Producers can anticipate consumers needs in the future. Not all
producers are careless to document quality.

> I'm noting that this has led most systems that scale beyond one
> "sphere of control" to be more forgiving about what they accept over time,
> not less.

I do not deny this. This does not legitimize enforcing ignorance of
maximally compatible techniques for those producers who wish to use
them.

> Here at Google we run MASSIVE systems that communicate over very fiddly
> protocols.

That's nice.

> We can do this because we control the entire ecosystem in which
> these systems live...in theory. But even as we've evolved them, we've found
> that we must build multiple parsers into our binaries for even "restrictive"
> data encodings. It just seems to happen, no matter intention or policy.
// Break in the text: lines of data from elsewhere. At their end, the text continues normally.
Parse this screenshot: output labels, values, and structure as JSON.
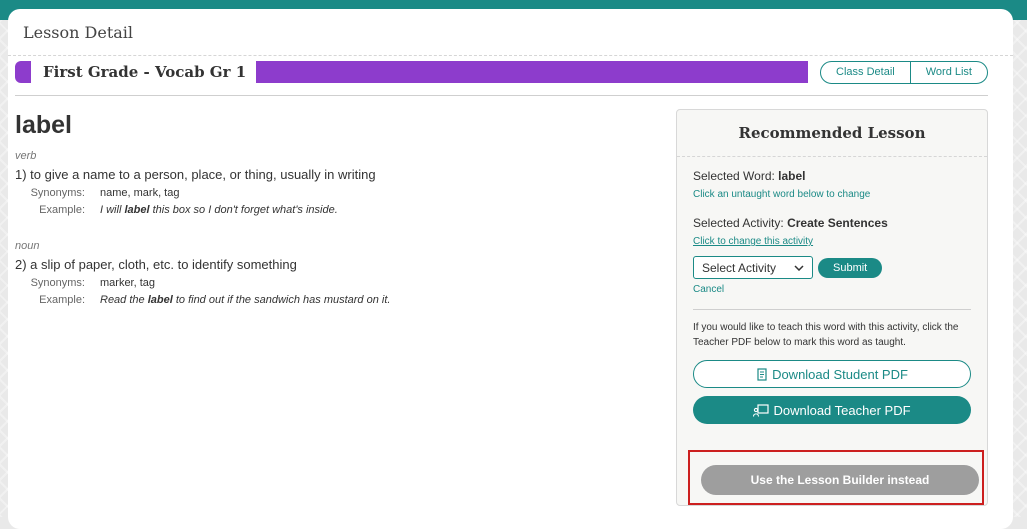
{
  "panel": {
    "title": "Lesson Detail"
  },
  "lesson": {
    "name": "First Grade - Vocab Gr 1",
    "accent_color": "#8d3ccc",
    "links": [
      "Class Detail",
      "Word List"
    ]
  },
  "word": {
    "title": "label",
    "senses": [
      {
        "pos": "verb",
        "definition": "1) to give a name to a person, place, or thing, usually in writing",
        "synonyms_label": "Synonyms:",
        "synonyms": "name, mark, tag",
        "example_label": "Example:",
        "example_before": "I will ",
        "example_bold": "label",
        "example_after": " this box so I don't forget what's inside."
      },
      {
        "pos": "noun",
        "definition": "2) a slip of paper, cloth, etc. to identify something",
        "synonyms_label": "Synonyms:",
        "synonyms": "marker, tag",
        "example_label": "Example:",
        "example_before": "Read the ",
        "example_bold": "label",
        "example_after": " to find out if the sandwich has mustard on it."
      }
    ]
  },
  "recommended": {
    "title": "Recommended Lesson",
    "selected_word_label": "Selected Word:",
    "selected_word": "label",
    "word_hint": "Click an untaught word below to change",
    "selected_activity_label": "Selected Activity:",
    "selected_activity": "Create Sentences",
    "activity_hint": "Click to change this activity",
    "select_value": "Select Activity",
    "submit_label": "Submit",
    "cancel_label": "Cancel",
    "note": "If you would like to teach this word with this activity, click the Teacher PDF below to mark this word as taught.",
    "student_pdf_label": "Download Student PDF",
    "teacher_pdf_label": "Download Teacher PDF",
    "builder_label": "Use the Lesson Builder instead"
  },
  "colors": {
    "teal": "#1b8a86",
    "highlight": "#cc1f1f",
    "disabled": "#9e9e9e"
  }
}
I understand this systemic tendency. Ideally, a consumer delegates
this parsing concern to a module that handles discrepancies. Judging
by the complexity of the complete HTML5 vs. the XML parser, XML
parsers are easier to construct even with their quirks and input
discrepancies. This suggests that XML parsers will be more widely
available, of higher quality, and more standard in their output. Do
you have evidence to suggest otherwise?

>> > If the content is valuable, it is consumers who invariably adapt.
>>
>> Free software is often valuable but consumers do not "invariably
>> adapt" due to practical barriers. In much the same way, publishers may
>> have user bases that are best served by providing additional
>> guarantees on the well-formedness (resp. ease-of-use) of their
>> documents.
>
> I'm trying to understand what the real-world costs are.

Costs of what? Adopting polyglot? They are minimal in my experience.
Cost of consumer adaptation due to arbitrary documents? They are
higher than the cost of consumer adaptation to well-formed documents
as well-formed documents are a subset of arbitrary documents.

> Free software isn't comprable, as it's not content per sae.

I disagree. Free software provides a description of some useful
computation or coordination. Similarly, many classes of content
provide descriptions of structured data to be consumed by both humans
and machines. You appear to be advocating for making it harder to
produce structured documents to be easily consumed by machines
(programmed by time-constrained humans).

> A book or movie might be. Does the free software make it easier to read the book or movie? That's the analog.

Is the body of US law a "book" or "free software"? It appears to share
traits with both. Would publication of US law in a strict format make
it easier or harder to consume by people and bots?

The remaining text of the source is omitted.